Oğlum Murat, bir yaşlarında iken Nevzat Bey, Ankara’ya Devlet Planlama’ya geçti. Biz de bir müddet sonra oraya gittik. Bir daha geri dönmeyeceğimizden korkarak annem evimizi taşımamızı istemedi. Tabiî, iki evladı vardı, onların da yanında olmasını istiyordu. Biz de Ankara’da yeni bir ev daha açmak istemedik. O zaman bu, bizim bütçemizi zorlayan bir şeydi. Eşimin âilesi, Ankara’da yaşıyordu. Eşim Nevzat Bey:

“-Âilemle aynı evde oturur musun?” diye sordu.

“-Tabiî otururum. Sizin âileniz, benim âilem!..” dedim.

Görümcem, iki kayınbiraderim, kayınvâlidem ve kayınpederim… Ev de iki oda, bir salon… Fakat huzurla yaşadık. Eşimin âilesi, mükemmel bir âile... Ben evlenmeden önce bir kız kardeşim yok diye hep üzülürdüm. Ama görümcem, benim kız kardeşim gibi oldu. Kayınbiraderlerim erkek kardeşlerim gibi oldu. Eşim yoğun çalışırdı. Eksiklerimi kayınbirâderlerime söylerdim.
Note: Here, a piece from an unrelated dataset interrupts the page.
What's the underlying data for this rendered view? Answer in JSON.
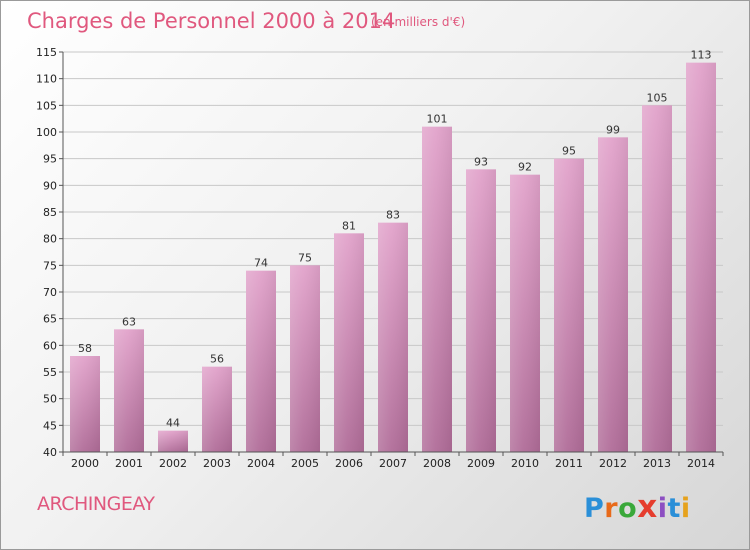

“-Tamam, yenge!” derlerdi.

Hepsi bana çok yardımcı olurlardı. Âilece birbirimize karşı çok saygılı idik. Ben kendi evimin rahatlığından gelmiştim. Tabiî bazı zorluklar oldu. İstediğin gibi oturup kalkamıyorsun, hep hareketlerinize dikkat ediyorsunuz. Ben de biraz bunaldım ve eşime tekrar çalışmak istediğimi söyledim. Nevzat Bey de:

“-Öğretmenlik yapabilirsiniz.” dedi.

Sevinçle hemen Millî Eğitim Bakanlığı’na gittim. Formasyonum olmadığı için hemen öğretmenlik yapamayacağımı söylediler. Eğitim Fakültesi’ne devam edip formasyonumu alırsam, başlayabileceğimi söylediler. Üzülerek eve geldim. Eşime olanları anlattım. O da:

“-Tamam, formasyonunu al o zaman…” dedi.

“-Fakat oğlum çok küçük!..” deyince, Allah râzı olsun, kayınvalidem:

“-Kızım, sen git! Ben torunuma bakarım.” dedi. Çok sevinmiştim. Eğitim Fakültesi’ne bir sene devam edip formasyonumu aldım. Ama öğretmenlik yapmak yine nasip olmadı.

 

Allah bugünler için aldırmış demek ki..

Evet, o zamanlar çok üzüldüm. Fakat hiçbir şey boşa gitmedi. Avukatlığımı oğlum için kullandım. Öğretmenliğimi de bu okulumuz için, elhamdülillâh!

 

Çalışma hayatınız nasıl başladı?

Ankara’da hayatımız, resmî dâvetlerde geçiyordu. Beş sene Ankara’da kaldık. Sonra 12 Mart Hâdisesi ve ihtilâl oldu. Hükümet değişti. Ben çocuklarımla İstanbul’a döndüm. Eşim, babamı çok severdi. Babamdan ricâ ettim. Çalışabilmem için, Nevzat Bey’le siz de görüşebilir misiniz diye…

Babam, Nevzat Bey’e:

“-Madem dışarıda çalışmasını istemiyorsun. Bizim şirketimizde çalışsın!” deyince, Nevzat Bey, babamı kıramayıp teklifini kabul etti.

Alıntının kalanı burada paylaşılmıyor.